"Queremos restaurar sus identidades": el equipo que trabaja para nombrar a las mujeres víctimas de asesinato olvidadas de Europa

"Queremos restaurar sus identidades": el equipo que trabaja para nombrar a las mujeres víctimas de asesinato olvidadas de Europa

Cerca de la principal arena de Amberes, próximo a las zonas portuarias de la ciudad, fluye el río Groot Schijn. Fue aquí, en junio de 1992, donde se encontró el cuerpo de Rita Roberts, atrapado contra la reja de una planta de tratamiento de agua.

Parecía haber sido asesinada, pero la policía belga no pudo identificarla. Su única pista era un tatuaje en su brazo izquierdo: una rosa negra con hojas verdes e iniciales.

Sin saber su nombre, la policía tenía pocas pistas sobre quién podría haber matado a Roberts. Su caso permaneció sin resolver durante casi tres décadas hasta que la policía neerlandesa se dio cuenta de que muchos de sus propios casos sin resolver también involucraban a mujeres no identificadas —como Roberts— que habían sido asesinadas o murieron en circunstancias sospechosas.
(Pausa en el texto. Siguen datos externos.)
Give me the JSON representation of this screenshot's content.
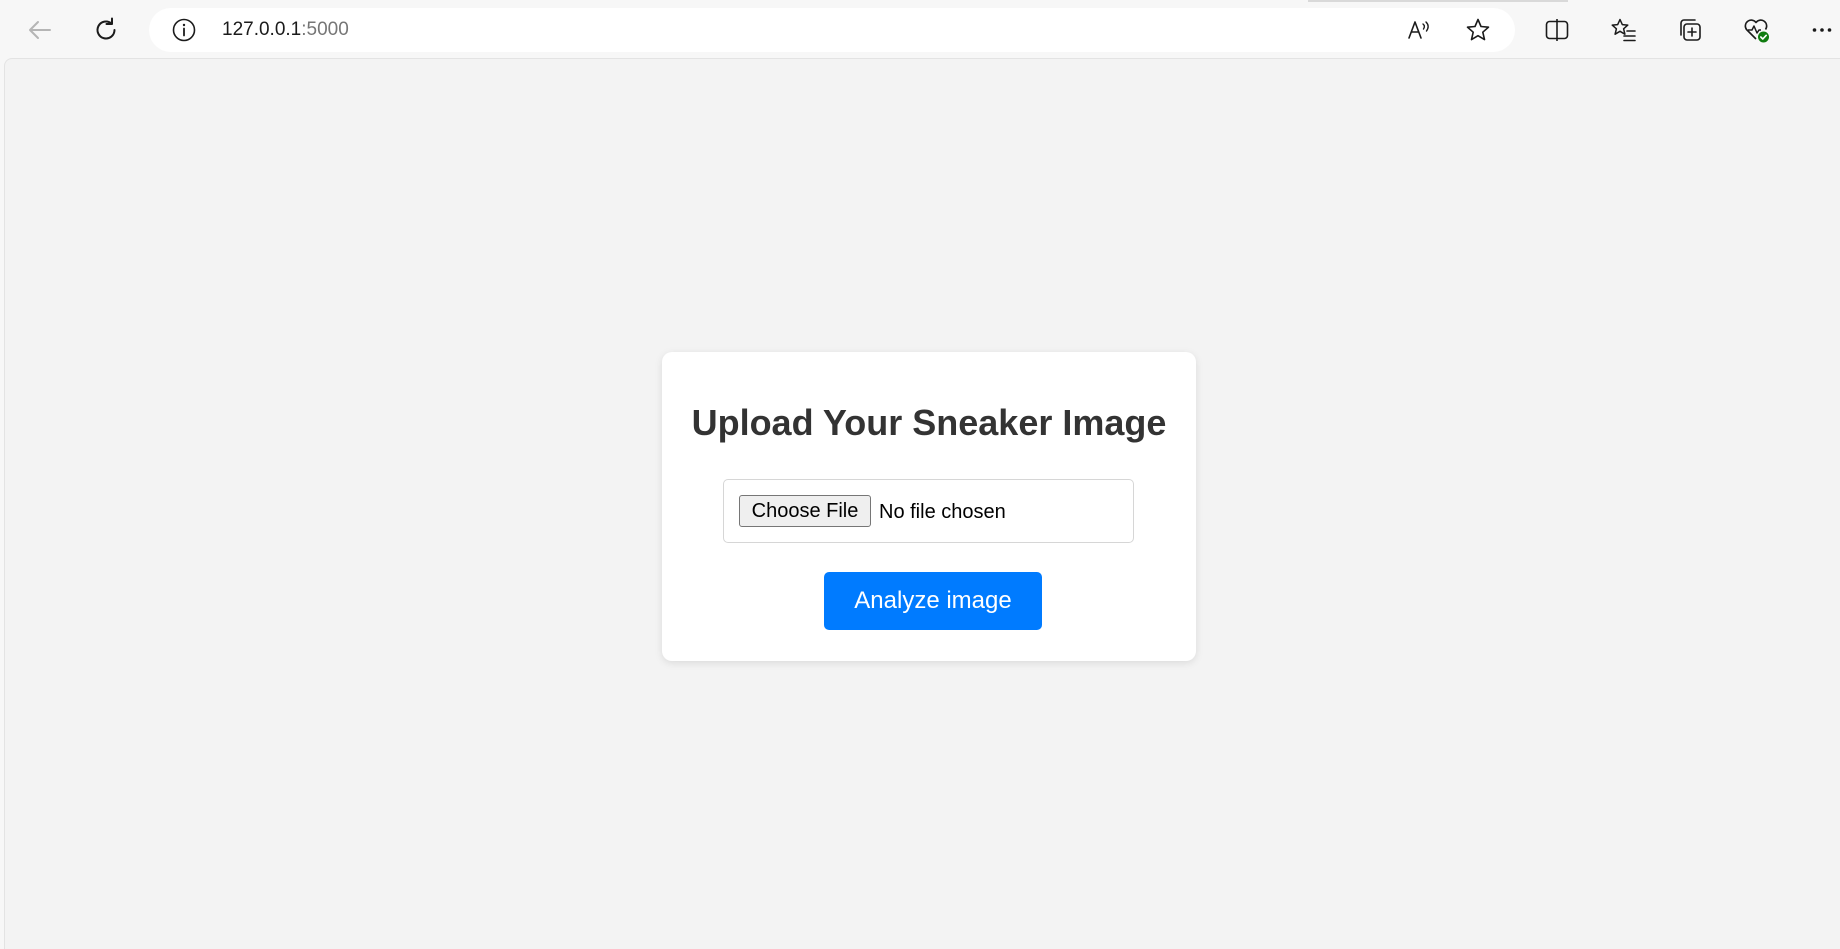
{
  "browser": {
    "url_host": "127.0.0.1",
    "url_port": ":5000",
    "toolbar_icons": [
      "back-arrow-icon",
      "refresh-icon",
      "site-info-icon",
      "read-aloud-icon",
      "favorite-star-icon",
      "split-screen-icon",
      "favorites-list-icon",
      "collections-icon",
      "browser-essentials-icon",
      "more-options-icon"
    ]
  },
  "page": {
    "title": "Upload Your Sneaker Image",
    "file_input": {
      "button_label": "Choose File",
      "status": "No file chosen"
    },
    "submit_label": "Analyze image",
    "colors": {
      "accent": "#007bff",
      "background": "#f3f3f3",
      "card": "#ffffff",
      "heading": "#333333",
      "status_badge": "#107c10"
    }
  }
}
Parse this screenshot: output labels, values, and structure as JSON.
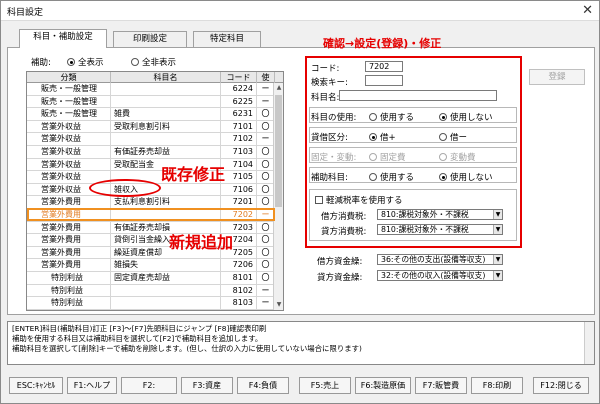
{
  "window": {
    "title": "科目設定",
    "close_glyph": "✕"
  },
  "tabs": [
    {
      "label": "科目・補助設定",
      "active": true
    },
    {
      "label": "印刷設定",
      "active": false
    },
    {
      "label": "特定科目",
      "active": false
    }
  ],
  "filter": {
    "label": "補助:",
    "options": [
      {
        "label": "全表示",
        "selected": true
      },
      {
        "label": "全非表示",
        "selected": false
      }
    ]
  },
  "grid": {
    "headers": [
      "分類",
      "科目名",
      "コード",
      "使"
    ],
    "rows": [
      {
        "category": "販売・一般管理",
        "name": "",
        "code": "6224",
        "use": "ー"
      },
      {
        "category": "販売・一般管理",
        "name": "",
        "code": "6225",
        "use": "ー"
      },
      {
        "category": "販売・一般管理",
        "name": "雑費",
        "code": "6231",
        "use": "〇"
      },
      {
        "category": "営業外収益",
        "name": "受取利息割引料",
        "code": "7101",
        "use": "〇"
      },
      {
        "category": "営業外収益",
        "name": "",
        "code": "7102",
        "use": "ー"
      },
      {
        "category": "営業外収益",
        "name": "有価証券売却益",
        "code": "7103",
        "use": "〇"
      },
      {
        "category": "営業外収益",
        "name": "受取配当金",
        "code": "7104",
        "use": "〇"
      },
      {
        "category": "営業外収益",
        "name": "",
        "code": "7105",
        "use": "〇"
      },
      {
        "category": "営業外収益",
        "name": "雑収入",
        "code": "7106",
        "use": "〇"
      },
      {
        "category": "営業外費用",
        "name": "支払利息割引料",
        "code": "7201",
        "use": "〇"
      },
      {
        "category": "営業外費用",
        "name": "",
        "code": "7202",
        "use": "ー"
      },
      {
        "category": "営業外費用",
        "name": "有価証券売却損",
        "code": "7203",
        "use": "〇"
      },
      {
        "category": "営業外費用",
        "name": "貸倒引当金繰入",
        "code": "7204",
        "use": "〇"
      },
      {
        "category": "営業外費用",
        "name": "繰延資産償却",
        "code": "7205",
        "use": "〇"
      },
      {
        "category": "営業外費用",
        "name": "雑損失",
        "code": "7206",
        "use": "〇"
      },
      {
        "category": "特別利益",
        "name": "固定資産売却益",
        "code": "8101",
        "use": "〇"
      },
      {
        "category": "特別利益",
        "name": "",
        "code": "8102",
        "use": "ー"
      },
      {
        "category": "特別利益",
        "name": "",
        "code": "8103",
        "use": "ー"
      }
    ]
  },
  "annotations": {
    "panel_title": "確認→設定(登録)・修正",
    "existing_fix": "既存修正",
    "new_add": "新規追加"
  },
  "form": {
    "code_label": "コード:",
    "code_value": "7202",
    "search_key_label": "検索キー:",
    "search_key_value": "",
    "name_label": "科目名:",
    "name_value": "",
    "use_label": "科目の使用:",
    "use_options": [
      {
        "label": "使用する",
        "selected": false
      },
      {
        "label": "使用しない",
        "selected": true
      }
    ],
    "debit_credit_label": "貸借区分:",
    "debit_credit_options": [
      {
        "label": "借+",
        "selected": true
      },
      {
        "label": "借ー",
        "selected": false
      }
    ],
    "fixed_var_label": "固定・変動:",
    "fixed_var_options": [
      {
        "label": "固定費",
        "selected": false
      },
      {
        "label": "変動費",
        "selected": false
      }
    ],
    "sub_label": "補助科目:",
    "sub_options": [
      {
        "label": "使用する",
        "selected": false
      },
      {
        "label": "使用しない",
        "selected": true
      }
    ],
    "reduced_tax_label": "軽減税率を使用する",
    "debit_tax_label": "借方消費税:",
    "debit_tax_value": "810:課税対象外・不課税",
    "credit_tax_label": "貸方消費税:",
    "credit_tax_value": "810:課税対象外・不課税",
    "debit_fund_label": "借方資金繰:",
    "debit_fund_value": "36:その他の支出(設備等収支)",
    "credit_fund_label": "貸方資金繰:",
    "credit_fund_value": "32:その他の収入(設備等収支)"
  },
  "register_button": "登録",
  "help_lines": [
    "[ENTER]科目(補助科目)訂正 [F3]〜[F7]先頭科目にジャンプ [F8]確認表印刷",
    "補助を使用する科目又は補助科目を選択して[F2]で補助科目を追加します。",
    "補助科目を選択して[削除]キーで補助を削除します。(但し、仕訳の入力に使用していない場合に限ります)"
  ],
  "fkeys": [
    {
      "label": "ESC:ｷｬﾝｾﾙ"
    },
    {
      "label": "F1:ヘルプ"
    },
    {
      "label": "F2:"
    },
    {
      "label": "F3:資産"
    },
    {
      "label": "F4:負債"
    },
    {
      "label": "F5:売上"
    },
    {
      "label": "F6:製造原価"
    },
    {
      "label": "F7:販管費"
    },
    {
      "label": "F8:印刷"
    },
    {
      "label": "F12:閉じる"
    }
  ]
}
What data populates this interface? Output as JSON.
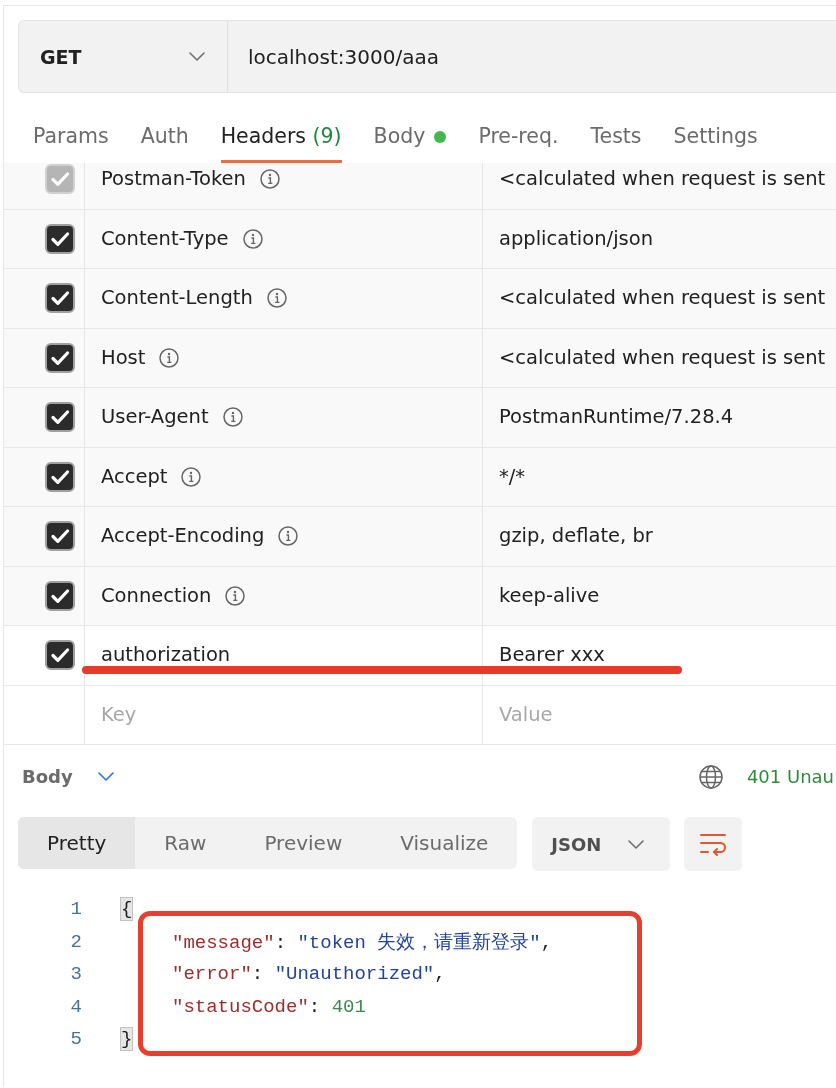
{
  "request": {
    "method": "GET",
    "url": "localhost:3000/aaa"
  },
  "tabs": [
    {
      "label": "Params",
      "selected": false,
      "has_content": false
    },
    {
      "label": "Auth",
      "selected": false,
      "has_content": false
    },
    {
      "label": "Headers",
      "count": "(9)",
      "selected": true,
      "has_content": false
    },
    {
      "label": "Body",
      "selected": false,
      "has_content": true
    },
    {
      "label": "Pre-req.",
      "selected": false,
      "has_content": false
    },
    {
      "label": "Tests",
      "selected": false,
      "has_content": false
    },
    {
      "label": "Settings",
      "selected": false,
      "has_content": false
    }
  ],
  "headers": [
    {
      "kind": "auto",
      "checked": true,
      "disabled": true,
      "underlined": false,
      "key": "Postman-Token",
      "value": "<calculated when request is sent"
    },
    {
      "kind": "auto",
      "checked": true,
      "disabled": false,
      "underlined": false,
      "key": "Content-Type",
      "value": "application/json"
    },
    {
      "kind": "auto",
      "checked": true,
      "disabled": false,
      "underlined": false,
      "key": "Content-Length",
      "value": "<calculated when request is sent"
    },
    {
      "kind": "auto",
      "checked": true,
      "disabled": false,
      "underlined": false,
      "key": "Host",
      "value": "<calculated when request is sent"
    },
    {
      "kind": "auto",
      "checked": true,
      "disabled": false,
      "underlined": false,
      "key": "User-Agent",
      "value": "PostmanRuntime/7.28.4"
    },
    {
      "kind": "auto",
      "checked": true,
      "disabled": false,
      "underlined": false,
      "key": "Accept",
      "value": "*/*"
    },
    {
      "kind": "auto",
      "checked": true,
      "disabled": false,
      "underlined": false,
      "key": "Accept-Encoding",
      "value": "gzip, deflate, br"
    },
    {
      "kind": "auto",
      "checked": true,
      "disabled": false,
      "underlined": false,
      "key": "Connection",
      "value": "keep-alive"
    },
    {
      "kind": "custom",
      "checked": true,
      "disabled": false,
      "underlined": true,
      "key": "authorization",
      "value": "Bearer xxx"
    },
    {
      "kind": "new",
      "key_placeholder": "Key",
      "value_placeholder": "Value"
    }
  ],
  "response": {
    "section": "Body",
    "status": "401 Unau",
    "views": [
      {
        "label": "Pretty",
        "selected": true
      },
      {
        "label": "Raw",
        "selected": false
      },
      {
        "label": "Preview",
        "selected": false
      },
      {
        "label": "Visualize",
        "selected": false
      }
    ],
    "format": "JSON",
    "code": {
      "outlined": true,
      "lines": [
        {
          "number": "1",
          "kind": "open",
          "tokens": [
            {
              "kind": "brace",
              "text": "{"
            }
          ]
        },
        {
          "number": "2",
          "kind": "member",
          "tokens": [
            {
              "kind": "key",
              "text": "\"message\""
            },
            {
              "kind": "punct",
              "text": ": "
            },
            {
              "kind": "string",
              "text": "\"token 失效，请重新登录\""
            },
            {
              "kind": "punct",
              "text": ","
            }
          ]
        },
        {
          "number": "3",
          "kind": "member",
          "tokens": [
            {
              "kind": "key",
              "text": "\"error\""
            },
            {
              "kind": "punct",
              "text": ": "
            },
            {
              "kind": "string",
              "text": "\"Unauthorized\""
            },
            {
              "kind": "punct",
              "text": ","
            }
          ]
        },
        {
          "number": "4",
          "kind": "member",
          "tokens": [
            {
              "kind": "key",
              "text": "\"statusCode\""
            },
            {
              "kind": "punct",
              "text": ": "
            },
            {
              "kind": "number",
              "text": "401"
            }
          ]
        },
        {
          "number": "5",
          "kind": "close",
          "tokens": [
            {
              "kind": "brace",
              "text": "}"
            }
          ]
        }
      ]
    }
  }
}
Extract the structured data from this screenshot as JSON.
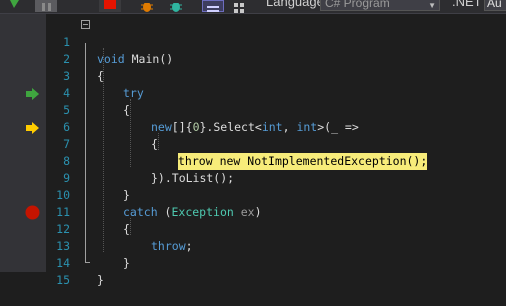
{
  "toolbar": {
    "language_label": "Language",
    "language_value": "C# Program",
    "framework_label": ".NET",
    "framework_value": "Au"
  },
  "editor": {
    "lines": [
      {
        "n": "1"
      },
      {
        "n": "2"
      },
      {
        "n": "3"
      },
      {
        "n": "4"
      },
      {
        "n": "5"
      },
      {
        "n": "6"
      },
      {
        "n": "7"
      },
      {
        "n": "8"
      },
      {
        "n": "9"
      },
      {
        "n": "10"
      },
      {
        "n": "11"
      },
      {
        "n": "12"
      },
      {
        "n": "13"
      },
      {
        "n": "14"
      },
      {
        "n": "15"
      }
    ],
    "tokens": {
      "l1_void": "void",
      "l1_main": " Main()",
      "l2": "{",
      "l3_try": "try",
      "l4": "{",
      "l5_new": "new",
      "l5_a": "[]{",
      "l5_zero": "0",
      "l5_b": "}.Select<",
      "l5_int1": "int",
      "l5_c": ", ",
      "l5_int2": "int",
      "l5_d": ">(_ =>",
      "l6": "{",
      "l7_throw": "throw",
      "l7_sp": " ",
      "l7_new": "new",
      "l7_rest": " NotImplementedException();",
      "l8": "}).ToList();",
      "l9": "}",
      "l10_catch": "catch",
      "l10_a": " (",
      "l10_type": "Exception",
      "l10_sp": " ",
      "l10_ex": "ex",
      "l10_b": ")",
      "l11": "{",
      "l12_throw": "throw",
      "l12_semi": ";",
      "l13": "}",
      "l14": "}"
    }
  },
  "colors": {
    "keyword": "#569cd6",
    "type": "#4ec9b0",
    "number": "#b5cea8",
    "line_number": "#2b91af",
    "highlight": "#f7ec7a",
    "breakpoint": "#e51400",
    "current_arrow": "#ffcc00",
    "call_stack_arrow": "#3fa53f"
  },
  "markers": {
    "call_stack": "green-arrow-icon",
    "current_statement": "yellow-arrow-icon",
    "breakpoint": "breakpoint-icon"
  }
}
Sospechaban que muchas probablemente eran extranjeras, posiblemente víctimas de trata de personas, o tenían familia en el extranjero que no sabía que estaban desaparecidas. Creían que el progreso en estas investigaciones requeriría un enfoque transfronterizo.

La policía neerlandesa contactó a las fuerzas vecinas de Bélgica y Alemania, y eventualmente a Interpol, sobre el lanzamiento de un llamamiento internacional para obtener información sobre estos casos.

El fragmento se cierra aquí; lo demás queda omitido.